The OIPC decision makes clear the technique needed to make a releasable request for message tracking logs:
- Make the request small
- Make the request targeted
So, if you think a particular employee is deleting the targets of your FOI requests, make simultaneous requests for the email itself and also for all message tracking log entries from and to the employee’s address.
For example, directed to the employee’s ministry:
All emails sent and received by email@example.com between Jan 1 and Jan 8, 2017.
And directed to the Ministry of Citizen’s Services:
All e-mail message tracking log entries To: firstname.lastname@example.org or From: email@example.com between Jan 1 and Jan 8, 2017. Entries should include To, From, CC, Datetime, Message ID and Subject lines.
Even a very busy person is unlikely to generate more than a few dozen emails a day, so it is possible for FOI reviewers to manually scrub any private information from the log files.

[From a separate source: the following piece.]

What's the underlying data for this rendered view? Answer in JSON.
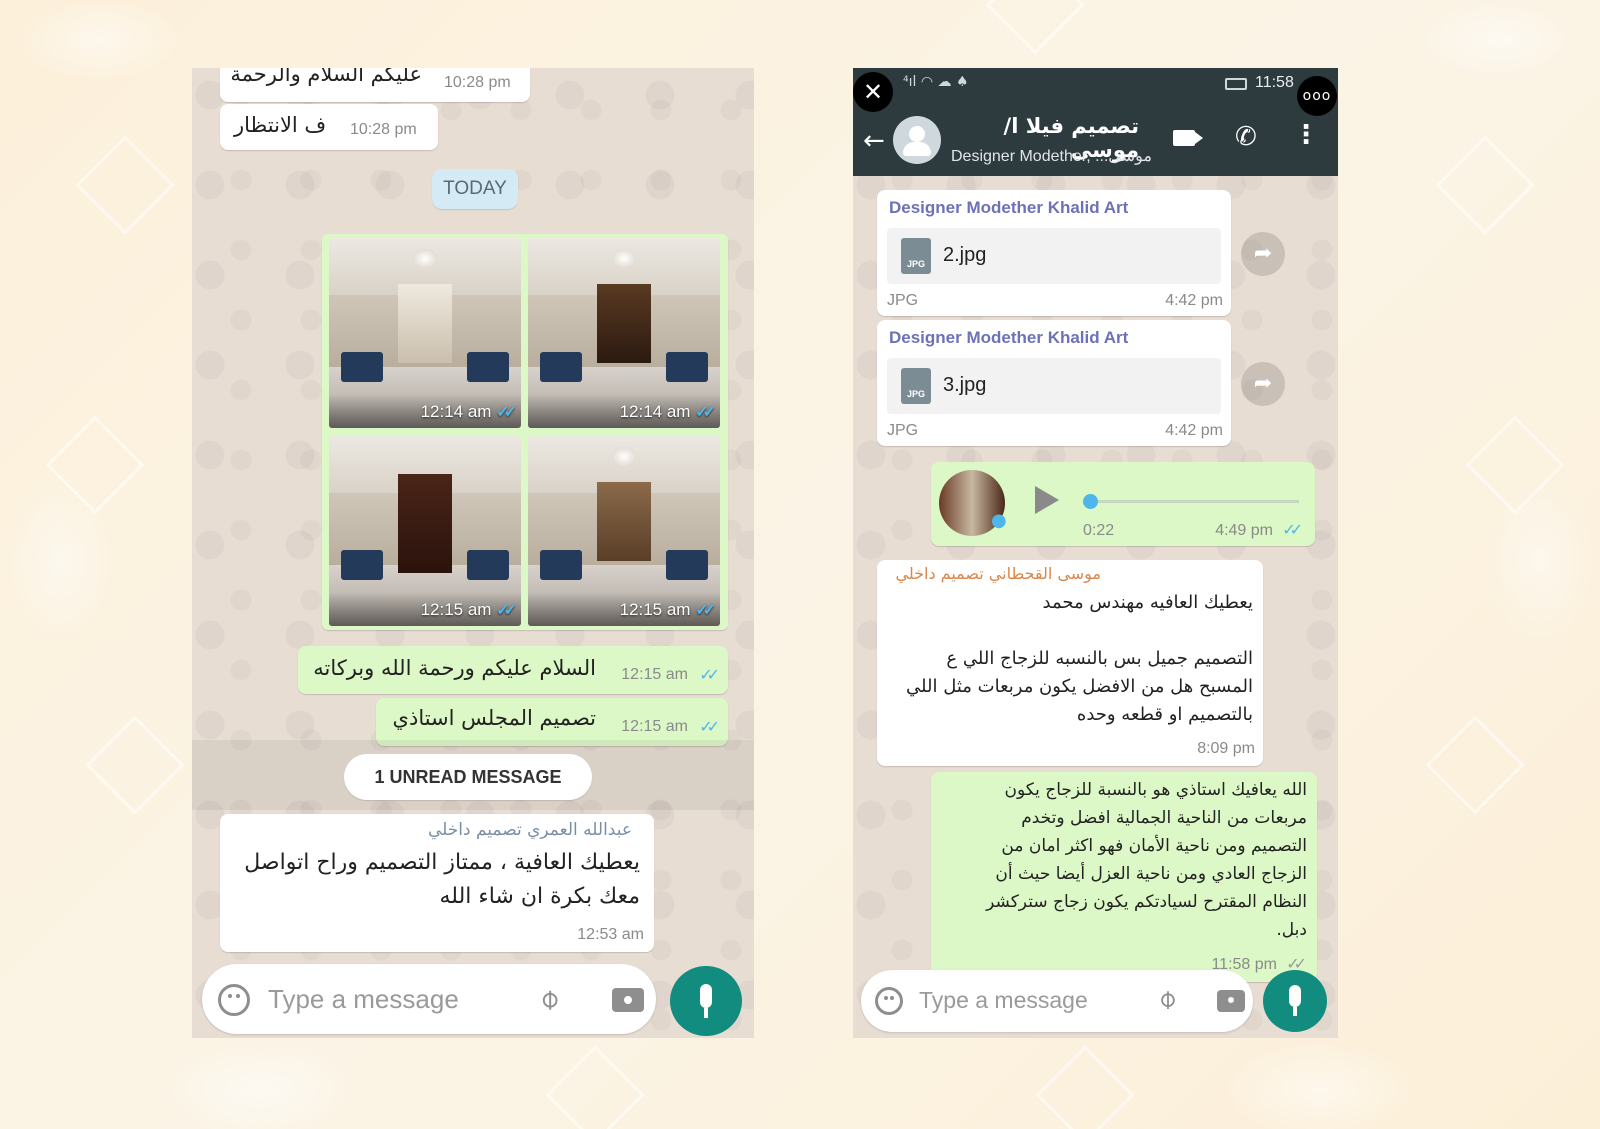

Similarly because the volume of records is low, there’s no leverage for pattern recognition algorithms to ascertain any information not visible in a line-by-line manual review.
For folks contemplating an FOI appeal, I have kept the full collection of documents submitted by myself and the Ministry during the process. Be prepared to spend a moderate amount of time reading and writing legalese.
Beyond the Borders of BC
The OIPC ruling should be of interest to information and privacy nerds in other parts of Canada and beyond because it provides real-world precedents of:
- A government arguing forcefully that metadata is personal information.
- A privacy commissioner ruling that metadata is personal information.
Against the backdrop of bulk harvesting of Canadian metadata by federal security agencies, and the same practice in the USA, having some institutional examples of governments arguing the opposite position might help in arguing for better behaviour at higher levels of government.